Unlike the case of CIRP, in the case of NRRA there is no concept of a monitoring committee which is formed with the purpose of monitoring the smooth and proper implementation of the resolution plan by the resolution applicant. Generally, the resolution professional is also a member of the said monitoring committee.

In case the debts are assigned and the liquidator files an application for dissolution of the corporate debtor, a question remains to be answered as to who will look after the progress of the NRRA or who the bidder will apprise regarding the progress in the assigned litigations or consult with regarding the litigation or for settling at a lower amount than the claim amount.

Hence, prima facie in such a situation it would be prudent to have a committee, which may include a member of the lead bank or members from the SCC, to whom the bidder shall give a quarterly or bi-monthly progress about the matter or do consultation with.

Judgement Related to NRRA

In ICICI Bank Limited v. S R Foils and Tissues Limited, liquidation was initiated against the corporate debtor on 4 March 2020. There was a pending dispute between S R Foils and Tissues Limited (‘S R Foils’) and Rajasthan State Industrial Development and Investment Corporation Limited (‘RIICO’) for approximately Rs. 53 lakhs which became pending towards the land belonging to S R Foils. The liquidator has not been able to sell the land owing to the dispute on the land and the litigation having been initiated by RIICO for the said amount.

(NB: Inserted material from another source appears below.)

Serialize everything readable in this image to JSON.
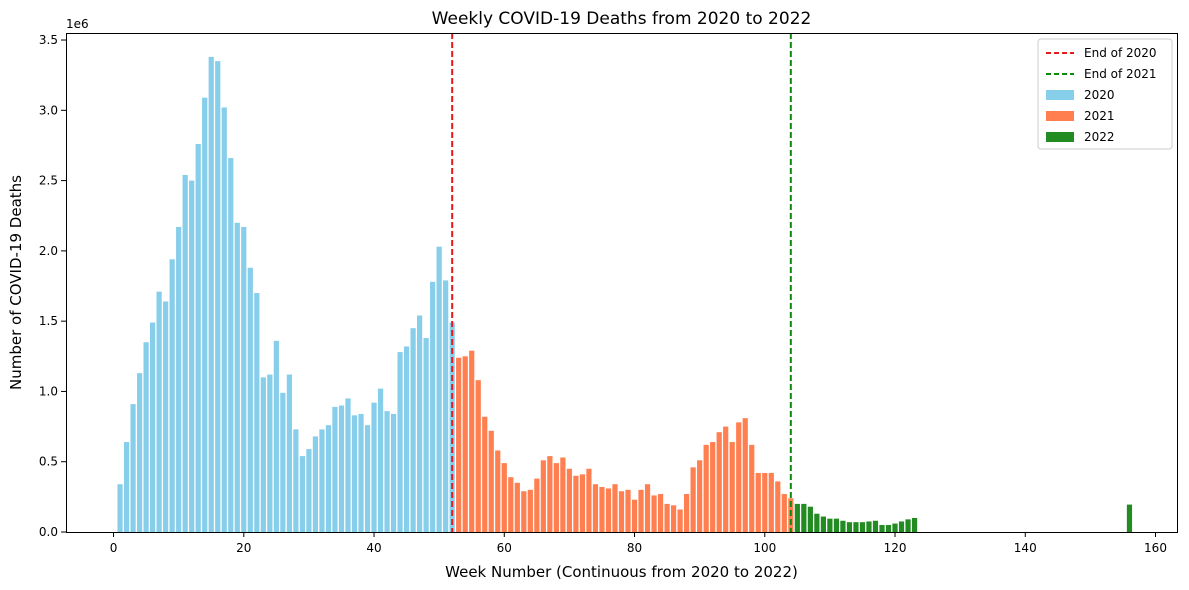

The liquidator attempted twice to sell the corporate debtor as a going concern twice. Both the attempts failed, and the Liquidator subsequently put up a proposal before the SCC of S R Foils to transfer or assign the said land (along with the litigation associated with it) as NRRA in accordance with the provisions of regulation 37A of the Liquidation Process Regulations. The SCC gave their confirmation and the liquidator proceeded with issuing notice for the said assignment. Fortunately, the liquidator was able to procure three bids for the said assignment of NRRA and the bid of Kalptaru Resolution Private Limited for an amount of approximately Rs. 21 crores emerged as the highest bid, which was approved by the SCC as well as the National Company Law Tribunal, Delhi Bench by way of its order dated 2 March 2023.

Conclusion

Assignment of NRRA is a win-win situation for all the stakeholders as well as for the liquidator, as the same aids in meeting the objective of the Code of maximization of value and abides by the time bound process as delineated in the Code. There have been numerous matters in which the liquidators have come out with notice regarding assignment of NRRA. For instance, in the matter of Shilpi Cables Technologies Limited (in Liquidation), the liquidator invited bids for assignment of NRRA around Rs. 1500 crores. In the matter of Alupan Composite Panels Private Limited (in Liquidation), the liquidator invited bids for NRRA of approximately Rs. 25 crores. In the matter of FE (India) Limited (in Liquidation), the liquidator invited bids for NRRA of approximately Rs. 277 crores. The list goes on.

However, not only is the bidder required to put in a bid very carefully, that is after thorough due diligence, but even the liquidator and the SCC shall exercise precaution while drafting the agreement for the progress of the matter after the dissolution of the corporate debtor. Alternatively, it also seems that there is a loophole in the Liquidation Process Regulations relating to the situation wherein the fate of the progress of litigation or recovery proceedings, after the dissolution of the corporate debtor, has not been dealt with appropriately.  

With passage of time and comfort of the stakeholders in getting accustomed to the nuances of the assignment of debt under the provisions of regulation 37A of the Liquidation Process Regulations, such assignments will flourish, with the loopholes that come in the way getting plugged by supporting the objective of the Code.